Obama's aunt Zeituni Onyango granted asylum

Barack Obama's aunt Zeituni Onyango and the public housing development where she had been residing on Flaherty Way on November 2, 2008 in Boston, Massachusetts. FILE | NATION

An aunt of US President Barack Obama has been given permission to remain in America after applying for political asylum a second time, her lawyers say.

Zeituni Onyango, a Kenyan half-sister of Mr Obama's late father, continued to live in public housing in Boston after losing her first application in 2004.

She applied again after her illegal status was made public during Mr Obama's presidential campaign in 2008.

Mr Obama said at the time he did not know his aunt was in America illegally.

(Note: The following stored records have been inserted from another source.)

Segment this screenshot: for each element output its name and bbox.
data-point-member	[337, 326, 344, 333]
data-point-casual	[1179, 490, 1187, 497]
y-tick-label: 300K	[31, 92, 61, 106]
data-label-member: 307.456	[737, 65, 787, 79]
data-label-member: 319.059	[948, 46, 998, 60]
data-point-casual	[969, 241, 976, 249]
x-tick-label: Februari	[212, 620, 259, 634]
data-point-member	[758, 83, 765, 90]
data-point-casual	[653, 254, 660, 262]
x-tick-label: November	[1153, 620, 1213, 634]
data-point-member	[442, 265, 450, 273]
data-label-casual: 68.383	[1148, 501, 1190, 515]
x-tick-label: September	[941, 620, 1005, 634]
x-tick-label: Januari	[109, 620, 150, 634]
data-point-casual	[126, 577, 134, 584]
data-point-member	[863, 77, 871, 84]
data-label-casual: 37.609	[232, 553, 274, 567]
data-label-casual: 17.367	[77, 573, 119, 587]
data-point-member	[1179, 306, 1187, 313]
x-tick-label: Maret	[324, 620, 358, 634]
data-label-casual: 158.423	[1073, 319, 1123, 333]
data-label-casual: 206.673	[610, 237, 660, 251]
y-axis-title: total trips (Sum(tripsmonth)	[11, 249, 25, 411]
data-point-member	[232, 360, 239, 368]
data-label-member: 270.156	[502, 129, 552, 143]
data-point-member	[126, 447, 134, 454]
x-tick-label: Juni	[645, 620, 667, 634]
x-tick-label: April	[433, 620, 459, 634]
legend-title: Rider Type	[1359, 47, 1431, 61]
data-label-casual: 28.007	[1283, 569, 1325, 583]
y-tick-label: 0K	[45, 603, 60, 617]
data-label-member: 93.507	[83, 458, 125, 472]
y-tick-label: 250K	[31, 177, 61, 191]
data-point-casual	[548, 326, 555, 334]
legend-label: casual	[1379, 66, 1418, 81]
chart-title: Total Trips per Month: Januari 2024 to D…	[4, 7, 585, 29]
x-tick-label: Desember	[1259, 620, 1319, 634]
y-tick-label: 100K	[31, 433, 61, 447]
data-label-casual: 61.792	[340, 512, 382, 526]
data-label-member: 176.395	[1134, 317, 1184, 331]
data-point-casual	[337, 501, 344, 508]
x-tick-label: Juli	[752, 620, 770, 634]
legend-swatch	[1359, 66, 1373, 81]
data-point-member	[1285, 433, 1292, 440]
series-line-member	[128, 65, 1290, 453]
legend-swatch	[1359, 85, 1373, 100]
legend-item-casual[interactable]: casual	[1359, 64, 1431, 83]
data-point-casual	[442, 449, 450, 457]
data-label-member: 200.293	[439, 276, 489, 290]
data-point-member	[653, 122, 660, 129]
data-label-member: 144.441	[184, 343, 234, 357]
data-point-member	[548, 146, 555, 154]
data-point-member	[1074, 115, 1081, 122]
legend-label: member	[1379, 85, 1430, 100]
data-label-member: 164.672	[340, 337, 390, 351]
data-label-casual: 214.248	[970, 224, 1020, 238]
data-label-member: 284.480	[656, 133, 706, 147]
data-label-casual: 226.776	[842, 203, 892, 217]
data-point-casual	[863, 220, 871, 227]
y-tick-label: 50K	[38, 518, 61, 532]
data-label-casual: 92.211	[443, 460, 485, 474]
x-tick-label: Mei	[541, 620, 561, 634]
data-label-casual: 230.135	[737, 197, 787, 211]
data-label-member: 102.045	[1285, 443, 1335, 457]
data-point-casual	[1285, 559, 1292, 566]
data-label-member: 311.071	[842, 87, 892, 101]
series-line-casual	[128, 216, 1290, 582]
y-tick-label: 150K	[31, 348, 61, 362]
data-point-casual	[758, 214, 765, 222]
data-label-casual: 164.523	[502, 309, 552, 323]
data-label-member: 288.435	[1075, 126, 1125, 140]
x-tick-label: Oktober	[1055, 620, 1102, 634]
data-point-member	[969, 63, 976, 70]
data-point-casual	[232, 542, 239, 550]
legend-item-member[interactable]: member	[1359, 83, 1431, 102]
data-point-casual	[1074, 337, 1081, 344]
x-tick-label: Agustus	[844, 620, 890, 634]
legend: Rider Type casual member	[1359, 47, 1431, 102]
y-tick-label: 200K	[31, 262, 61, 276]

People who seek asylum in the US must show that they face persecution in their homeland on the basis of religion, race, nationality, political opinion or membership of a social group.

The basis for her asylum request was never made public but one of her lawyers, Margaret Wong of Cleveland, said last year that Ms Onyango had first applied for asylum "due to violence in Kenya".

Her lawyers said on Monday she planned to apply for a work visa and could apply for a green card after she got it.

The US president first met his father's side of the family when he travelled to Africa more than 20 years ago.

Describing the visit in a memoir, he talks of Ms Onyango, whom he calls Auntie Zeituni, as a proud woman.

Ms Onyango visited the family in Chicago on a tourist visa at Mr Obama's invitation about 10 years ago, stopping to visit friends on the east coast before returning to Kenya.

In 2004 she attended Mr Obama's swearing-in to the US Senate but campaign officials say he did not help get her a tourist visa.